Behind the gates of the nearby Government House another wall constructed by inmates of the Mt Cook Gaol also points towards suffering nestled in the heart of the city.

The Convict's Wall within the house grounds stands as the last visible remnant of the Mt View Lunatic Asylum.

Built to ease the pressure of the Karori Asylum, Mt View opened in 1873.

The Evening Post gushed about the recuperative potential of the new facility shortly before its completion.

"Inside all is clean and light and airy, with nothing of the prison or madhouse look; and to the unfortunates who have for so many years been cooped up in the close, dark, musty, dry-rotted dens of the Karori house the new building will appear as an enchanted place," wrote the Evening Post in January 1873.

Originally planned to house 28 male and 28 female patients the addition of extra wards meant that by 1905 the facility kept nearly 250 patients within its 46-hectare grounds.
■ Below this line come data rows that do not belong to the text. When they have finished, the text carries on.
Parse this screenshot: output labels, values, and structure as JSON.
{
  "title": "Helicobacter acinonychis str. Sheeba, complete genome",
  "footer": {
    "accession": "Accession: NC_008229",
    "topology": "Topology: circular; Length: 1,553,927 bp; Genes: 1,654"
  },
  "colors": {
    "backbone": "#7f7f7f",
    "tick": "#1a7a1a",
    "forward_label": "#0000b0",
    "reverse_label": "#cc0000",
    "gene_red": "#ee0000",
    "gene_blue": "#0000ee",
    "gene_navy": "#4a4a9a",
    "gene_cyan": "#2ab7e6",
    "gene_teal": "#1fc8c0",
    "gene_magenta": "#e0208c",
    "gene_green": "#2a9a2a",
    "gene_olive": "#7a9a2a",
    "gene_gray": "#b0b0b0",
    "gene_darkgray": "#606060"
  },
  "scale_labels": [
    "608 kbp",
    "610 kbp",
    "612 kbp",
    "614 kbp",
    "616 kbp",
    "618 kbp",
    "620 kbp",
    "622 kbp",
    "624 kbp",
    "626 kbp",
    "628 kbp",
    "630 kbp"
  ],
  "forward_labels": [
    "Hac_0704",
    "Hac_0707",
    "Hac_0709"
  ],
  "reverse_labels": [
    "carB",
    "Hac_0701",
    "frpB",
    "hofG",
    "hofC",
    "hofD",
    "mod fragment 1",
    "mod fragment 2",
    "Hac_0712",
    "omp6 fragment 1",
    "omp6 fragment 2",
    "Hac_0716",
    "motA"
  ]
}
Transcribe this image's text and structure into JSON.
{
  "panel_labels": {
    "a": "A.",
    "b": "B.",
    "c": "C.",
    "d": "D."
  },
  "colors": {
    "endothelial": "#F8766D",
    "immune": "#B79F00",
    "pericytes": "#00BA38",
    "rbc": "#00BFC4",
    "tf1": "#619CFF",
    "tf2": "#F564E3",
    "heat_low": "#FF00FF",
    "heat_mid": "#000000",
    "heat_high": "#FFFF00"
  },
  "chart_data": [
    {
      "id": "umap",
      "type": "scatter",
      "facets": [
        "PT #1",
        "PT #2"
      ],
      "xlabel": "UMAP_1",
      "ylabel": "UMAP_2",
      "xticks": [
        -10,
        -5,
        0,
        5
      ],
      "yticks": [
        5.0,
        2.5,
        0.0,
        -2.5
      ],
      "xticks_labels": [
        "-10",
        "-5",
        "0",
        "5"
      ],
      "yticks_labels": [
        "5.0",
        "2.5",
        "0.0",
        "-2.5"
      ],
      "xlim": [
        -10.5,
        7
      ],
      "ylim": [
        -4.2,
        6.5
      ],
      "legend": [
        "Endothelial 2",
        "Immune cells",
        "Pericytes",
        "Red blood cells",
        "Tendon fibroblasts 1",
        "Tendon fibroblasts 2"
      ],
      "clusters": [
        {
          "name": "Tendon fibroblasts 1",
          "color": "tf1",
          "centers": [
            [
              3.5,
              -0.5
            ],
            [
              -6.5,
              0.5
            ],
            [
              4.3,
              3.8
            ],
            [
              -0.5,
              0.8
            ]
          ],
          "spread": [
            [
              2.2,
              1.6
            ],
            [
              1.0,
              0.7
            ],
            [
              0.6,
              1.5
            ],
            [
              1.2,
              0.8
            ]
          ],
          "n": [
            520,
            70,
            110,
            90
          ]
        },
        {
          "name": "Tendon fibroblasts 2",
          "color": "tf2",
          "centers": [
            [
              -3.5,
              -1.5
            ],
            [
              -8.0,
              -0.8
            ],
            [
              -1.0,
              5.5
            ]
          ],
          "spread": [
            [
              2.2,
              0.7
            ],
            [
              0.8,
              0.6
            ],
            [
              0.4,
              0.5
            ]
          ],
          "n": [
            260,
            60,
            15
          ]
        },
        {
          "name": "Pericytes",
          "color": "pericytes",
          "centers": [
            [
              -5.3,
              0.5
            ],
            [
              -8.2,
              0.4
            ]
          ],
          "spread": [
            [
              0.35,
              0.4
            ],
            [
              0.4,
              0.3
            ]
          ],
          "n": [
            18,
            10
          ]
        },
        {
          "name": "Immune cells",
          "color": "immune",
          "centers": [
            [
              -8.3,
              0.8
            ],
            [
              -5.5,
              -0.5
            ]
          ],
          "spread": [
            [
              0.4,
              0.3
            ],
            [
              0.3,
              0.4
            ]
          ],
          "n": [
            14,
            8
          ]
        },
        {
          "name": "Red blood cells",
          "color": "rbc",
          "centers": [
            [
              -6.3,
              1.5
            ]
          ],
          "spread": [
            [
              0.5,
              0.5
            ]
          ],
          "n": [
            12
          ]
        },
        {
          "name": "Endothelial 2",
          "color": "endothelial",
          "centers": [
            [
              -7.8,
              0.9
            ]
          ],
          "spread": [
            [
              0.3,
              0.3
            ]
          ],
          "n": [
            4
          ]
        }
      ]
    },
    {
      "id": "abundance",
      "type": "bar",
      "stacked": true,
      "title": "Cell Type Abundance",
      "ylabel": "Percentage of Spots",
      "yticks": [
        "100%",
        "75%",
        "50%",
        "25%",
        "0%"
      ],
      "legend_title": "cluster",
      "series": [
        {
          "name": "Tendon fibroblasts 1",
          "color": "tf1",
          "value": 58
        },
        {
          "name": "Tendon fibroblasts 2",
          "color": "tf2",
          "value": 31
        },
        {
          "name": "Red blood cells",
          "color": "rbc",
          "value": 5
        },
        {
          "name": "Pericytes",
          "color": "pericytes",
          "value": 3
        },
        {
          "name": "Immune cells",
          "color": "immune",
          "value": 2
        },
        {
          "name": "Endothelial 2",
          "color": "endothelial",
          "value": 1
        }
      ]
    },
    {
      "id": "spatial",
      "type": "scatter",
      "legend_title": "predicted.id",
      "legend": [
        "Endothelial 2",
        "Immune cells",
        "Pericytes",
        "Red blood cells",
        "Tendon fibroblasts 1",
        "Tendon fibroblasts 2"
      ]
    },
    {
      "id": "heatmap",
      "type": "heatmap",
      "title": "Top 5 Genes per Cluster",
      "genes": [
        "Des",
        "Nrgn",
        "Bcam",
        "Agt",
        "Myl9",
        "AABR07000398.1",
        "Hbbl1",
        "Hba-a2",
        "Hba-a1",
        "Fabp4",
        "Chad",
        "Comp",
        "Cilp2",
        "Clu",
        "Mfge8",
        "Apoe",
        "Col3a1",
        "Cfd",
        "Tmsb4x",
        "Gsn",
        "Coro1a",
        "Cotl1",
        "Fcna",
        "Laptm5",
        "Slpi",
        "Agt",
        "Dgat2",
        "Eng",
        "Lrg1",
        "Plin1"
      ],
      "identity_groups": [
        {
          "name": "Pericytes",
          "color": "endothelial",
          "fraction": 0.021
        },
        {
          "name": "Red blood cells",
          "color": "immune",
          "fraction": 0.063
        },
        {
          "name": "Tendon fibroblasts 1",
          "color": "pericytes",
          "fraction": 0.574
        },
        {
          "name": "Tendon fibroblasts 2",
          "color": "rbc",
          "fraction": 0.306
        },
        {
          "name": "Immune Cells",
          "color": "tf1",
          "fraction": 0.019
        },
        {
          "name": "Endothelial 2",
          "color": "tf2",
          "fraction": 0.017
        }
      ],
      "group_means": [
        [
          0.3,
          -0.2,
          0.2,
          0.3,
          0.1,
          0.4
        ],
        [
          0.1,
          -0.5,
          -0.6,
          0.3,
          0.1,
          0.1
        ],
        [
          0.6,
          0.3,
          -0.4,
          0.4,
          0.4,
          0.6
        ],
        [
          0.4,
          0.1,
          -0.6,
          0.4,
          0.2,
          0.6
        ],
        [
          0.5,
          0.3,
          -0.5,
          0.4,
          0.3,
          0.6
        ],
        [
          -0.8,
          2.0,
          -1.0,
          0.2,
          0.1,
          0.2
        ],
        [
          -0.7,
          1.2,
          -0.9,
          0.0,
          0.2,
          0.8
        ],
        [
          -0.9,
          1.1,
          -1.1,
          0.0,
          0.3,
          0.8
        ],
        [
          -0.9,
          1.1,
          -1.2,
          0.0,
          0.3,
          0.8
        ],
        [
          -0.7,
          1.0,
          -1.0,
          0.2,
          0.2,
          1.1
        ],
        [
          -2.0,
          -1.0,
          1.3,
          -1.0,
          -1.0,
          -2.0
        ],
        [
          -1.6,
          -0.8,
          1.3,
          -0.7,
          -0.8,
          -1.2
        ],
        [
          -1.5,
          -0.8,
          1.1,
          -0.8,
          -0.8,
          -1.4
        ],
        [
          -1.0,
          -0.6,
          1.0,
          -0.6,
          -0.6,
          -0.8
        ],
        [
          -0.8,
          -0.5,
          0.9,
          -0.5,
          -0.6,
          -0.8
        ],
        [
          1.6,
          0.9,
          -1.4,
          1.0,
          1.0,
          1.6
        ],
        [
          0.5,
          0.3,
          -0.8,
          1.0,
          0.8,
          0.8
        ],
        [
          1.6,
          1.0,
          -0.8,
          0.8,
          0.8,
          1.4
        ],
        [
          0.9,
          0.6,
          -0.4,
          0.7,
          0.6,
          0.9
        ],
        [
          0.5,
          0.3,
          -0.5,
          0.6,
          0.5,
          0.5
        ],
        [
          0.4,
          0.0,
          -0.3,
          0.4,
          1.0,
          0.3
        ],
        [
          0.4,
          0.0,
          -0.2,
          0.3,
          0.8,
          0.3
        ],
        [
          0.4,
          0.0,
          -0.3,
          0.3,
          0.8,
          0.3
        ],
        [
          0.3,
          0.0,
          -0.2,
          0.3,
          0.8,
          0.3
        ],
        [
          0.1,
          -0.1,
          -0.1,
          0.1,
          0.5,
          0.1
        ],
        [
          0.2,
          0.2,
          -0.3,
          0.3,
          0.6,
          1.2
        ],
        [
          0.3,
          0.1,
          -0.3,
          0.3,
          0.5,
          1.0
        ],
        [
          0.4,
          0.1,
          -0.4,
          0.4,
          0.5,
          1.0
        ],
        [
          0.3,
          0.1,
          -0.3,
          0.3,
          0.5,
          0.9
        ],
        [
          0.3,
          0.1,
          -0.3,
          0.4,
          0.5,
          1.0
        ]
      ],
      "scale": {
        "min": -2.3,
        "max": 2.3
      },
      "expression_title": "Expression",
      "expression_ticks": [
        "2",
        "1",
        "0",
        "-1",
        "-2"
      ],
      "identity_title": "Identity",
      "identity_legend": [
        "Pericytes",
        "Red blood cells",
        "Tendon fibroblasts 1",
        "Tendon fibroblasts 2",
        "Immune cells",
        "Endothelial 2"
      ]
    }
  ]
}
By the time it was demolished in 1910, more than 3100 patients had been admitted to the building.

That year, The Inspector-General of Mental Hospitals Arthur Crosby wrote that the asylum's "homelike character" and expansive gardens meant the institution had "found many friends among its inmates" but in the same statement Crosby also noted 513 patient deaths occurring within 36 years of the asylum's operation.

The Kilbirnie sensation - The murder of Phyllis Symons

Just around the corner motorists beeping their horns while driving through the Mt Victoria tunnel may not even be aware they might be paying homage to another young murder victim.

Seventeen-year-old Phyllis Avis Symons had fallen pregnant to 29-year-old widower George Errol Coats - who she had met after bringing cups of tea to a relief work party Coats was briefly employed in at Aro Valley.

She disappeared near the end of June 1931, and Wellington Detective Bill Murray became suspicious of Coats after reports he had been seen at the earthworks in Hataitai where spoil from the excavation of the tunnel was being dumped. Later a worker at the site said Coats had asked him to leave a shovel out so he could bury a dog.

Phyllis Symons, 17, became pregnant to widower George Coats, 30, who would be found guilty of murdering Symons and burying her body in spoil from the excavations of Mt Victoria Tunnel in 1931.

Phyllis Symons, 17, became pregnant to widower George Coats, 30, who would be found guilty of murdering Symons and burying her body in spoil from the excavations of Mt Victoria Tunnel in 1931. Photo: With Confidence and Pride – Policing the Wellington Region 1840-1892, edited by Sherwood Young

More than 100 police and up to 40 relief workers shifted an estimated 2000 tons of rock and soil before Symons' body was found.

The Northern Advocate reported large crowds packing the hearings of Coats murder trial and across the country newspapers breathlessly relayed each witnesses testimony in details dubbed 'The Kilbirnie Sensation'.

George Errol Coats (third from left) was hanged for the murder of Phyllis Symons, 17, in Wellington's Mt Crawford Prison in 1931.

George Errol Coats (third from left) was hanged for the murder of Phyllis Symons, 17, in Wellington's Mt Crawford Prison in 1931. Photo: Supplied / Published in With Confidence and Pride – Policing the Wellington Region 1840-1892

Coats was found guilty of Symons' murder and sentenced to hang in the grounds of the Mt Crawford Prison above the suburb of Miramar.

The tradition of tooting horns while driving through the tunnel may have begun as a tribute to Ms Symons' memory, or to ward off her undoubtedly restless spirit, while others surmised that the practise was a hangover of workmen ringing bells as they entered the dark space to warn others of their presence.

George Coats would be one of four people hanged within the walls of Mt Crawford Prison above the suburb of Miramar before the Labour government converted all death sentences to life in prison in 1935 and the death penalty for murder was formally abolished in 1941.

Another eight people would die at the gallows in Auckland's Mt Eden prison when the National government reintroduced capital punishment for a seven year stint in the 1950s.

Capital punishment for murder was abolished a second time when 10 National MPs crossed the floor to vote alongside Labour MPs in a conscience vote which was won 41 votes to 30 in favour of abolition in 1961.